References (highly recommended)
- McMahan et al. 2017. Communication-Efficient Learning of Deep Networks from Decentralized Data (FedAvg).
- Abadi et al. 2016. Deep Learning with Differential Privacy (DP-SGD).
- Mironov 2017. Rényi Differential Privacy.
- Bonawitz et al. 2017. Practical Secure Aggregation for Privacy-Preserving ML.
- Reddi et al. 2021. Adaptive Federated Optimization (FedAdam, FedYogi).
- Blanchard et al. 2017. Machine Learning with Adversaries: Byzantine Tolerant Gradient Descent (Krum).
- Pillutla et al. 2022. Robust Aggregation for FL via Median-of-Means.
- Kairouz et al. 2021. Advances and Open Problems in Federated Learning (survey).
- Common pitfalls and a pragmatic checklist
- Don’t compute DP noise after secure aggregation server-side; add it on-device before masking to bound per-user leakage.
- Don’t persist raw training examples; zero memory and avoid serialization.
- Ensure model update manifests are signed and validated; corrupted adapters can brick your client or leak data via prompt injection side-channels.
- Keep rounds short; prevent tab contention with navigator.locks.
- Monitor real epsilon accrual; halt on budget exhaustion.
- Tune clipping norm C carefully; too small kills signal, too large weakens DP benefits.

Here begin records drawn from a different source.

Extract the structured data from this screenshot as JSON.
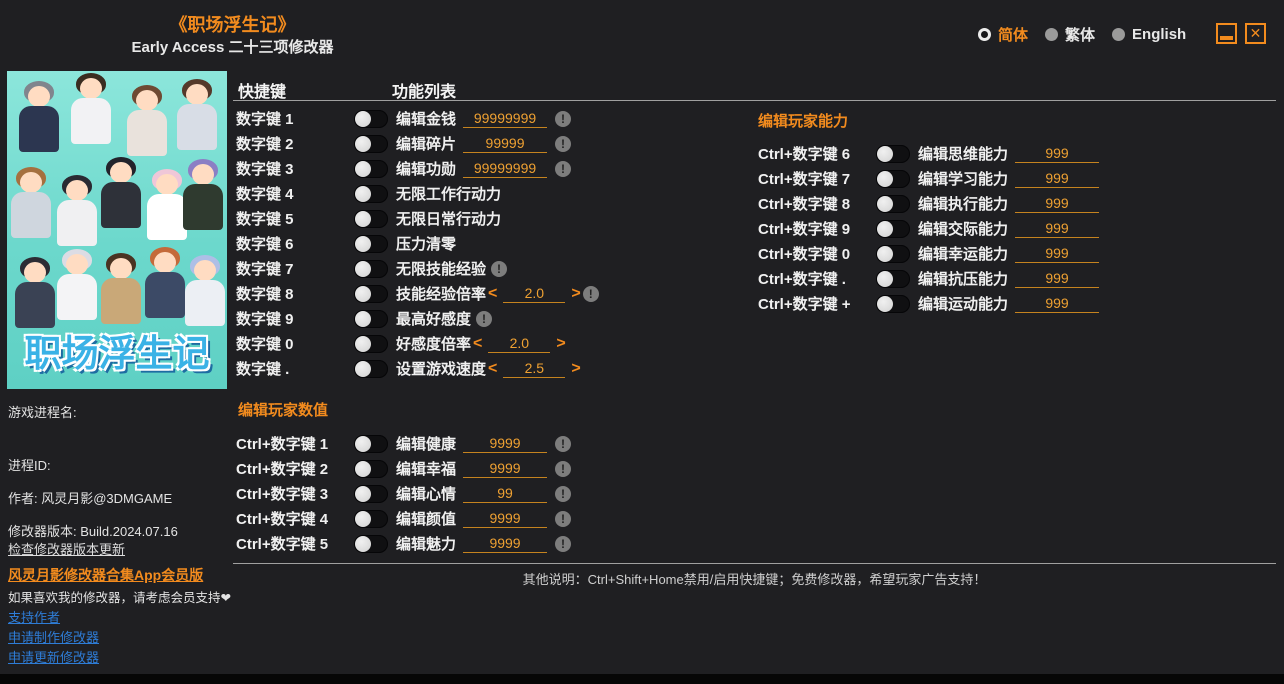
{
  "header": {
    "title": "《职场浮生记》",
    "subtitle": "Early Access 二十三项修改器",
    "languages": [
      {
        "label": "简体",
        "selected": true
      },
      {
        "label": "繁体",
        "selected": false
      },
      {
        "label": "English",
        "selected": false
      }
    ]
  },
  "cover": {
    "logo": "职场浮生记"
  },
  "sidebar": {
    "process_name_label": "游戏进程名:",
    "process_id_label": "进程ID:",
    "author": "作者: 风灵月影@3DMGAME",
    "version": "修改器版本: Build.2024.07.16",
    "check_update_link": "检查修改器版本更新",
    "membership_link": "风灵月影修改器合集App会员版",
    "support_note": "如果喜欢我的修改器，请考虑会员支持❤",
    "support_author_link": "支持作者",
    "request_make_link": "申请制作修改器",
    "request_update_link": "申请更新修改器"
  },
  "main": {
    "hotkey_header": "快捷键",
    "function_header": "功能列表",
    "rows": [
      {
        "hotkey": "数字键 1",
        "label": "编辑金钱",
        "control": "input",
        "value": "99999999",
        "warn": true
      },
      {
        "hotkey": "数字键 2",
        "label": "编辑碎片",
        "control": "input",
        "value": "99999",
        "warn": true
      },
      {
        "hotkey": "数字键 3",
        "label": "编辑功勋",
        "control": "input",
        "value": "99999999",
        "warn": true
      },
      {
        "hotkey": "数字键 4",
        "label": "无限工作行动力",
        "control": "none",
        "warn": false
      },
      {
        "hotkey": "数字键 5",
        "label": "无限日常行动力",
        "control": "none",
        "warn": false
      },
      {
        "hotkey": "数字键 6",
        "label": "压力清零",
        "control": "none",
        "warn": false
      },
      {
        "hotkey": "数字键 7",
        "label": "无限技能经验",
        "control": "none",
        "warn": true
      },
      {
        "hotkey": "数字键 8",
        "label": "技能经验倍率",
        "control": "stepper",
        "value": "2.0",
        "warn": true
      },
      {
        "hotkey": "数字键 9",
        "label": "最高好感度",
        "control": "none",
        "warn": true
      },
      {
        "hotkey": "数字键 0",
        "label": "好感度倍率",
        "control": "stepper",
        "value": "2.0",
        "warn": false
      },
      {
        "hotkey": "数字键 .",
        "label": "设置游戏速度",
        "control": "stepper",
        "value": "2.5",
        "warn": false
      }
    ],
    "player_stats": {
      "title": "编辑玩家数值",
      "rows": [
        {
          "hotkey": "Ctrl+数字键 1",
          "label": "编辑健康",
          "control": "input",
          "value": "9999",
          "warn": true
        },
        {
          "hotkey": "Ctrl+数字键 2",
          "label": "编辑幸福",
          "control": "input",
          "value": "9999",
          "warn": true
        },
        {
          "hotkey": "Ctrl+数字键 3",
          "label": "编辑心情",
          "control": "input",
          "value": "99",
          "warn": true
        },
        {
          "hotkey": "Ctrl+数字键 4",
          "label": "编辑颜值",
          "control": "input",
          "value": "9999",
          "warn": true
        },
        {
          "hotkey": "Ctrl+数字键 5",
          "label": "编辑魅力",
          "control": "input",
          "value": "9999",
          "warn": true
        }
      ]
    },
    "player_ability": {
      "title": "编辑玩家能力",
      "rows": [
        {
          "hotkey": "Ctrl+数字键 6",
          "label": "编辑思维能力",
          "control": "input",
          "value": "999",
          "warn": false
        },
        {
          "hotkey": "Ctrl+数字键 7",
          "label": "编辑学习能力",
          "control": "input",
          "value": "999",
          "warn": false
        },
        {
          "hotkey": "Ctrl+数字键 8",
          "label": "编辑执行能力",
          "control": "input",
          "value": "999",
          "warn": false
        },
        {
          "hotkey": "Ctrl+数字键 9",
          "label": "编辑交际能力",
          "control": "input",
          "value": "999",
          "warn": false
        },
        {
          "hotkey": "Ctrl+数字键 0",
          "label": "编辑幸运能力",
          "control": "input",
          "value": "999",
          "warn": false
        },
        {
          "hotkey": "Ctrl+数字键 .",
          "label": "编辑抗压能力",
          "control": "input",
          "value": "999",
          "warn": false
        },
        {
          "hotkey": "Ctrl+数字键 +",
          "label": "编辑运动能力",
          "control": "input",
          "value": "999",
          "warn": false
        }
      ]
    }
  },
  "footer": {
    "note": "其他说明：Ctrl+Shift+Home禁用/启用快捷键；免费修改器，希望玩家广告支持！"
  },
  "icons": {
    "warning": "!",
    "stepper_decrease": "<",
    "stepper_increase": ">",
    "close": "✕"
  },
  "colors": {
    "accent_orange": "#f28b1e",
    "value_orange": "#efa132",
    "link_blue": "#2e7cd6",
    "background": "#1f1f22"
  }
}
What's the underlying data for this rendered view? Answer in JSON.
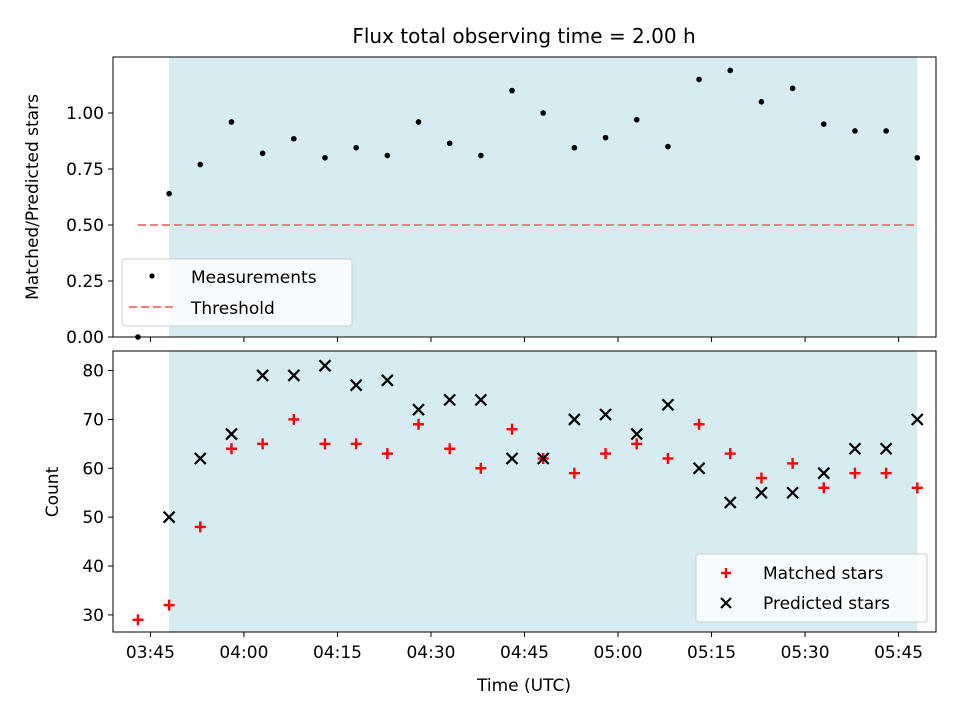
{
  "figure": {
    "title": "Flux total observing time = 2.00 h",
    "xlabel": "Time (UTC)"
  },
  "x_tick_labels": [
    "03:45",
    "04:00",
    "04:15",
    "04:30",
    "04:45",
    "05:00",
    "05:15",
    "05:30",
    "05:45"
  ],
  "colors": {
    "shade": "#add8e6",
    "measurement": "#000000",
    "threshold": "#f08080",
    "matched": "#ff0000",
    "predicted": "#000000"
  },
  "chart_data": [
    {
      "type": "scatter",
      "title": "Flux total observing time = 2.00 h",
      "xlabel": "",
      "ylabel": "Matched/Predicted stars",
      "ylim": [
        0,
        1.25
      ],
      "yticks": [
        "0.00",
        "0.25",
        "0.50",
        "0.75",
        "1.00"
      ],
      "xlim": [
        "03:39",
        "05:51"
      ],
      "x_tick_labels": [
        "03:45",
        "04:00",
        "04:15",
        "04:30",
        "04:45",
        "05:00",
        "05:15",
        "05:30",
        "05:45"
      ],
      "shaded_region": {
        "start": "03:48",
        "end": "05:48"
      },
      "legend": {
        "position": "lower-left",
        "entries": [
          "Measurements",
          "Threshold"
        ]
      },
      "series": [
        {
          "name": "Measurements",
          "marker": "dot",
          "x": [
            "03:43",
            "03:48",
            "03:53",
            "03:58",
            "04:03",
            "04:08",
            "04:13",
            "04:18",
            "04:23",
            "04:28",
            "04:33",
            "04:38",
            "04:43",
            "04:48",
            "04:53",
            "04:58",
            "05:03",
            "05:08",
            "05:13",
            "05:18",
            "05:23",
            "05:28",
            "05:33",
            "05:38",
            "05:43",
            "05:48"
          ],
          "y": [
            0.0,
            0.64,
            0.77,
            0.96,
            0.82,
            0.885,
            0.8,
            0.845,
            0.81,
            0.96,
            0.865,
            0.81,
            1.1,
            1.0,
            0.845,
            0.89,
            0.97,
            0.85,
            1.15,
            1.19,
            1.05,
            1.11,
            0.95,
            0.92,
            0.92,
            0.8
          ]
        },
        {
          "name": "Threshold",
          "style": "dashed-line",
          "x": [
            "03:43",
            "05:48"
          ],
          "y": [
            0.5,
            0.5
          ]
        }
      ]
    },
    {
      "type": "scatter",
      "xlabel": "Time (UTC)",
      "ylabel": "Count",
      "ylim": [
        26.5,
        84
      ],
      "yticks": [
        "30",
        "40",
        "50",
        "60",
        "70",
        "80"
      ],
      "xlim": [
        "03:39",
        "05:51"
      ],
      "x_tick_labels": [
        "03:45",
        "04:00",
        "04:15",
        "04:30",
        "04:45",
        "05:00",
        "05:15",
        "05:30",
        "05:45"
      ],
      "shaded_region": {
        "start": "03:48",
        "end": "05:48"
      },
      "legend": {
        "position": "lower-right",
        "entries": [
          "Matched stars",
          "Predicted stars"
        ]
      },
      "series": [
        {
          "name": "Matched stars",
          "marker": "plus",
          "x": [
            "03:43",
            "03:48",
            "03:53",
            "03:58",
            "04:03",
            "04:08",
            "04:13",
            "04:18",
            "04:23",
            "04:28",
            "04:33",
            "04:38",
            "04:43",
            "04:48",
            "04:53",
            "04:58",
            "05:03",
            "05:08",
            "05:13",
            "05:18",
            "05:23",
            "05:28",
            "05:33",
            "05:38",
            "05:43",
            "05:48"
          ],
          "y": [
            29,
            32,
            48,
            64,
            65,
            70,
            65,
            65,
            63,
            69,
            64,
            60,
            68,
            62,
            59,
            63,
            65,
            62,
            69,
            63,
            58,
            61,
            56,
            59,
            59,
            56
          ]
        },
        {
          "name": "Predicted stars",
          "marker": "x",
          "x": [
            "03:48",
            "03:53",
            "03:58",
            "04:03",
            "04:08",
            "04:13",
            "04:18",
            "04:23",
            "04:28",
            "04:33",
            "04:38",
            "04:43",
            "04:48",
            "04:53",
            "04:58",
            "05:03",
            "05:08",
            "05:13",
            "05:18",
            "05:23",
            "05:28",
            "05:33",
            "05:38",
            "05:43",
            "05:48"
          ],
          "y": [
            50,
            62,
            67,
            79,
            79,
            81,
            77,
            78,
            72,
            74,
            74,
            62,
            62,
            70,
            71,
            67,
            73,
            60,
            53,
            55,
            55,
            59,
            64,
            64,
            70
          ]
        }
      ]
    }
  ]
}
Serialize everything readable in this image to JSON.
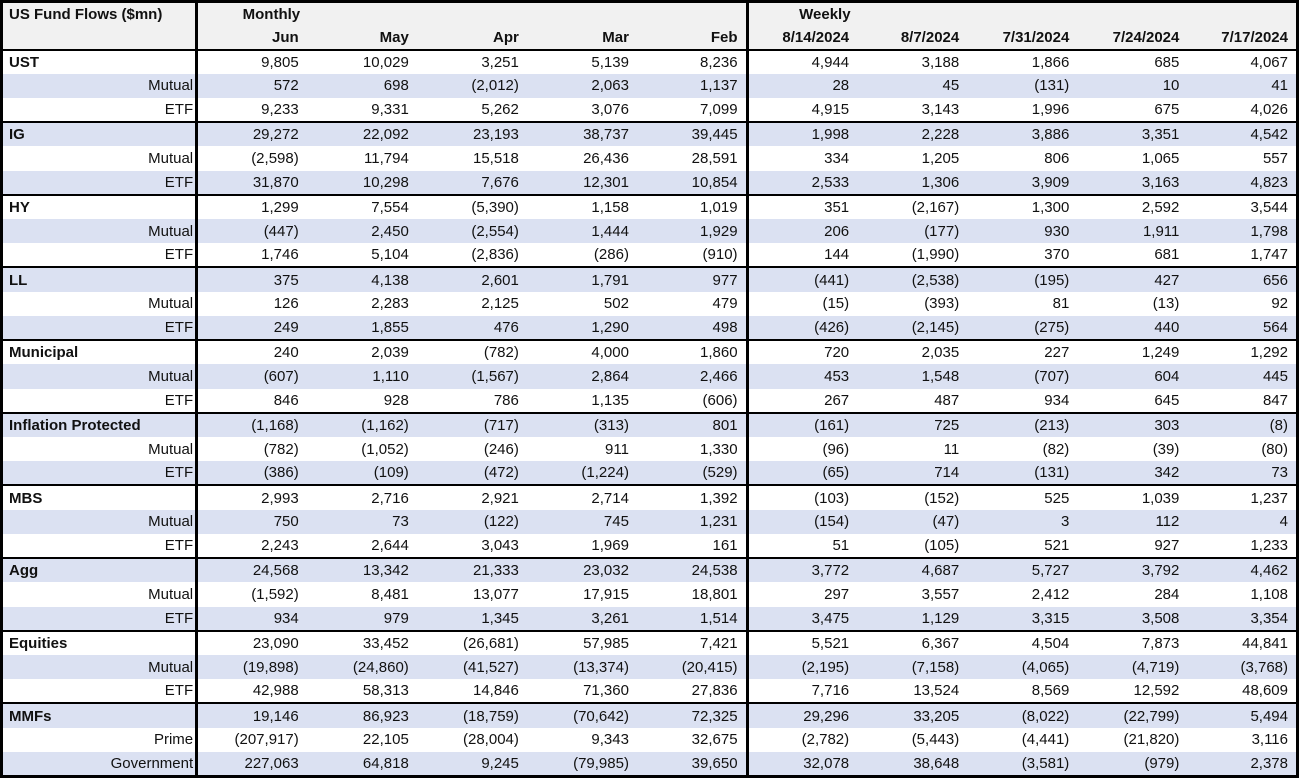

- Use robust aggregation; FedAvg alone is brittle against adversaries.
Conclusion
Federated learning in the browser is no longer just a privacy story—it’s an engineering reality. By restricting optimization to small, effective adapter layers; leveraging WebGPU for efficient per-example gradient clipping; enforcing client-side DP-SGD with rigorous budgeting; coordinating work through Service Workers; and hardening the server with secure aggregation and robust optimizers, we can continuously improve browser agents without exfiltrating PII. The architecture here is intentionally opinionated: it avoids fragile full-model fine-tuning, embraces proven cryptographic patterns, and respects the operational constraints of the web platform. If you implement it carefully, you can ship measurable quality gains and maintain a sound privacy posture that stands up to scrutiny.